Did Anne Boleyn crave the crown?
Did Anne Boleyn really refuse to sleep with Henry VIII until he made her his queen? It is widely held that Anne, with whom Henry fell in love in the mid-1520s, was prepared to accept his advances only if he married her, following the annulment of his marriage to his first wife Catherine of Aragon. George Bernard tests the argument that Anne demanded a crown upon her head…
Henry VIII’s passion for Anne Boleyn has never been in doubt. In one of his love letters to Anne, Henry lamented her absence, “wishing myself specially an evening in my sweetheart’s arms whose pretty dukkys [breasts] I trust shortly to kiss”, noting that the missive was “written with the hand of him that was, is and shall be yours”. But while his desire isn’t in question, other aspects of the beginnings of their relationship need to be reassessed.

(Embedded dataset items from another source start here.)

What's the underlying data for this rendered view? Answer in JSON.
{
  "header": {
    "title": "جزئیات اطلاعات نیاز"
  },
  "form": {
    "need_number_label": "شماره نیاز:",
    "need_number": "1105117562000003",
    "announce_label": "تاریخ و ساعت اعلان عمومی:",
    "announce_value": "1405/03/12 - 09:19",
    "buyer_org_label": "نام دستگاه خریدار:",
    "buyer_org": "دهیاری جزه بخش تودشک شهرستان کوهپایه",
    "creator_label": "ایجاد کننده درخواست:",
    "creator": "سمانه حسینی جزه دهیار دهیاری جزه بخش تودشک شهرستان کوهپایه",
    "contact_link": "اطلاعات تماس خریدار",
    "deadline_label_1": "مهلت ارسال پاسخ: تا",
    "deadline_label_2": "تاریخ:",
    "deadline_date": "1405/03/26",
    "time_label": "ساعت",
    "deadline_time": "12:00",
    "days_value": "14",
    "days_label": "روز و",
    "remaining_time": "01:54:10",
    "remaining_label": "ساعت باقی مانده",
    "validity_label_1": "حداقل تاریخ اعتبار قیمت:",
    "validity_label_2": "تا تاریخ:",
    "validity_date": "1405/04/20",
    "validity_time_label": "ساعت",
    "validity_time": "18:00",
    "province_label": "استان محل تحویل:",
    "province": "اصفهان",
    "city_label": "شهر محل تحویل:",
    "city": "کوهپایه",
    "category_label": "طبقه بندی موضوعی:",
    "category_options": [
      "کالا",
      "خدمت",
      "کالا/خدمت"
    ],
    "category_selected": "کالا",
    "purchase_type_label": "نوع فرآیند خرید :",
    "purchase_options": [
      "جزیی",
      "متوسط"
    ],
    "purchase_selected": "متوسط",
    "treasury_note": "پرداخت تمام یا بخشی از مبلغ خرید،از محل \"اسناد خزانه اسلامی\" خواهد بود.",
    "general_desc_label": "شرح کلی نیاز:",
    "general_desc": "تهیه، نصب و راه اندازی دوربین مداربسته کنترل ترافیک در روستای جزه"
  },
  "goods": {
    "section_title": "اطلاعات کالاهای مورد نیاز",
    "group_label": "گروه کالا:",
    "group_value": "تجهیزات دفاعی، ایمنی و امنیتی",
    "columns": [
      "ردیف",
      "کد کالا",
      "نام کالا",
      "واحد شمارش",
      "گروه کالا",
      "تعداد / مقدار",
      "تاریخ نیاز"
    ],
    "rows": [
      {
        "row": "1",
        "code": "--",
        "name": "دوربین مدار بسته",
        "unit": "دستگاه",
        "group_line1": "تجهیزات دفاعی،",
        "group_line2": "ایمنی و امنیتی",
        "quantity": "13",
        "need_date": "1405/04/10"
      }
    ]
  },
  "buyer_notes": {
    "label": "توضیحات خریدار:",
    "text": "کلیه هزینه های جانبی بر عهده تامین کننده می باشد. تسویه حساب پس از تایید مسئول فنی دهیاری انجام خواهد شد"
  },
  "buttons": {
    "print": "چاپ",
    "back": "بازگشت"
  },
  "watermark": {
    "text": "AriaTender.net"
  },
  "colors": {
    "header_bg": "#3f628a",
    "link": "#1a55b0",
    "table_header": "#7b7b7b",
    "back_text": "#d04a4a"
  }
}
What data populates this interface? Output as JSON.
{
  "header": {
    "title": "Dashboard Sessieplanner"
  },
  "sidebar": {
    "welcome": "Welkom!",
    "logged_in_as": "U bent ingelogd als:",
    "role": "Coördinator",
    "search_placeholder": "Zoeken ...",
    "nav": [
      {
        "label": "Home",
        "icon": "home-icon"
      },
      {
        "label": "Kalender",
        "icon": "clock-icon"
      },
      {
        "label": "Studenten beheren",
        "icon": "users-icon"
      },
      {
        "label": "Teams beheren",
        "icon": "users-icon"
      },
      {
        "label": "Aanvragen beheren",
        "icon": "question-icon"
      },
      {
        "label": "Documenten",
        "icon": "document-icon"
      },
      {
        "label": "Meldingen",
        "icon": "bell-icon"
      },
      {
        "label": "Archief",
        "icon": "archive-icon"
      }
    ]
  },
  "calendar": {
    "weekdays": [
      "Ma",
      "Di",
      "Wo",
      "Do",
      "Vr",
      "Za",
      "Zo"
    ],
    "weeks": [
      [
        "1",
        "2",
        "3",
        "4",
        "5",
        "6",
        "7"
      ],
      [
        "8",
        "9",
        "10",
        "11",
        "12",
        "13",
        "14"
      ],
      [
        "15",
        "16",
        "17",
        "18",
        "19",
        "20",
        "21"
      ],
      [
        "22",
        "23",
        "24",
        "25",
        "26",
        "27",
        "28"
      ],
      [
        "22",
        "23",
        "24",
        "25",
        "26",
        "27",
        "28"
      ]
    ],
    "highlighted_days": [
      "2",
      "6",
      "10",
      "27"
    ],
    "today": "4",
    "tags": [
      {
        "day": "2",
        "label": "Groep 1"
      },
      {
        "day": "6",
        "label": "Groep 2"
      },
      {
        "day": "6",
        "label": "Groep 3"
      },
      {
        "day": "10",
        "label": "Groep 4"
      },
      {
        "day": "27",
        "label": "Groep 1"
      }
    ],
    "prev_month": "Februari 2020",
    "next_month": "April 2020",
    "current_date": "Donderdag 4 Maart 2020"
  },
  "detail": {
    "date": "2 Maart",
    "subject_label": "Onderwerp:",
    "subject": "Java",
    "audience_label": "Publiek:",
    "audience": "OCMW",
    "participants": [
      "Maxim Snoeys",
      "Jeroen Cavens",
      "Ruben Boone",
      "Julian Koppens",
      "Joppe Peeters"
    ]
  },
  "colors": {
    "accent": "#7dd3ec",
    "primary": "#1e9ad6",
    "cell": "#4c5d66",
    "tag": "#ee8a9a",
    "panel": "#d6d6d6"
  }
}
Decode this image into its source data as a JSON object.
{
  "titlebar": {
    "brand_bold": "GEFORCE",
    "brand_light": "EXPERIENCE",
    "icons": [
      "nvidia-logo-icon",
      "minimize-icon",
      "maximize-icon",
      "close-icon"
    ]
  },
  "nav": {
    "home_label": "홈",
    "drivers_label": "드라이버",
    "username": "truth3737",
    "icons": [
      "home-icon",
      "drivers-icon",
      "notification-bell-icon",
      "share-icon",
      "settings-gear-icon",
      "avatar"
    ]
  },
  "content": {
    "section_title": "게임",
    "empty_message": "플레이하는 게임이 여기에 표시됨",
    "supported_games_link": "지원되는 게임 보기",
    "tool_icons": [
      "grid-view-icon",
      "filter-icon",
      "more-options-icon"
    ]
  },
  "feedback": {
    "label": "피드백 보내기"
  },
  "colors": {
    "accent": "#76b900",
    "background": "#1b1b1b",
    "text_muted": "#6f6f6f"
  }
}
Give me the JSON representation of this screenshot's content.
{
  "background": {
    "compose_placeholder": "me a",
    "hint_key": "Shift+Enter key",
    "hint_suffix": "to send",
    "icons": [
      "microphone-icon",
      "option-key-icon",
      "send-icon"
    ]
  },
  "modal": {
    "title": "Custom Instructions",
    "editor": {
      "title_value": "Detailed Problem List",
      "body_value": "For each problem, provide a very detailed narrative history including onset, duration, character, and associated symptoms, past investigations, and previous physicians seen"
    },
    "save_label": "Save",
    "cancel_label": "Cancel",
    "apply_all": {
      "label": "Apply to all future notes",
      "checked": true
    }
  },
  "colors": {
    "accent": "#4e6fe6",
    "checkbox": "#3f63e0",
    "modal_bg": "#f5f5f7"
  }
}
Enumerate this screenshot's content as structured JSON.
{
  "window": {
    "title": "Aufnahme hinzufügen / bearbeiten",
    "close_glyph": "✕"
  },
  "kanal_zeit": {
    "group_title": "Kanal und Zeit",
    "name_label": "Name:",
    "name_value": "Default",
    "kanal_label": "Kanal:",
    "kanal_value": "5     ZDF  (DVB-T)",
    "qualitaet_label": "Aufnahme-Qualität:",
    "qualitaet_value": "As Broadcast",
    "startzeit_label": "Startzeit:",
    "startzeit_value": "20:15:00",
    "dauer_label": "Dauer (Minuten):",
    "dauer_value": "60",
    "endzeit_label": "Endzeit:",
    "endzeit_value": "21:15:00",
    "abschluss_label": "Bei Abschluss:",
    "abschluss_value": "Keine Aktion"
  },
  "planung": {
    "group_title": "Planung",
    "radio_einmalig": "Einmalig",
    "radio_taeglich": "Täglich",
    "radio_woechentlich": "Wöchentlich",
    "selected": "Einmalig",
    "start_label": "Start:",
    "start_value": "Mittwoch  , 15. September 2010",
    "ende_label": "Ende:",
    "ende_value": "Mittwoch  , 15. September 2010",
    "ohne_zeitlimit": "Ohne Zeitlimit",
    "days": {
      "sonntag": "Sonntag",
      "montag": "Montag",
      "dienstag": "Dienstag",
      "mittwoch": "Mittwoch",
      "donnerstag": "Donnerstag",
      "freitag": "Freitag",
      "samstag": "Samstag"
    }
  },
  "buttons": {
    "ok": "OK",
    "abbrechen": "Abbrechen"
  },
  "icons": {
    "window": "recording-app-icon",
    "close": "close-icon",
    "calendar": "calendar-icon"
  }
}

It is widely held that Anne, with whom Henry fell in love in the mid-1520s, was prepared to accept his advances only if he married her and made her his queen. By then Henry had been married to Catherine of Aragon for nearly 20 years and she had borne him a child, Mary, though no surviving son. Could it be true that Anne suggested to Henry that his marriage to Catherine, widow of his elder brother Arthur, had always been invalid – that it was against divine law? And did she steadfastly refuse to yield to Henry until his marriage to Catherine was annulled, leaving him free to marry Anne?
For centuries, historians have reiterated this theory. Yet, when you look at it closely, it does not make sense. Imagine Anne as a lady of the court who was wanted by the king as his mistress. In a world in which divorce on the grounds of the irretrievable breakdown of a relationship did not exist, could such a lady realistically hope to persuade Henry to abandon his wife in order to marry her?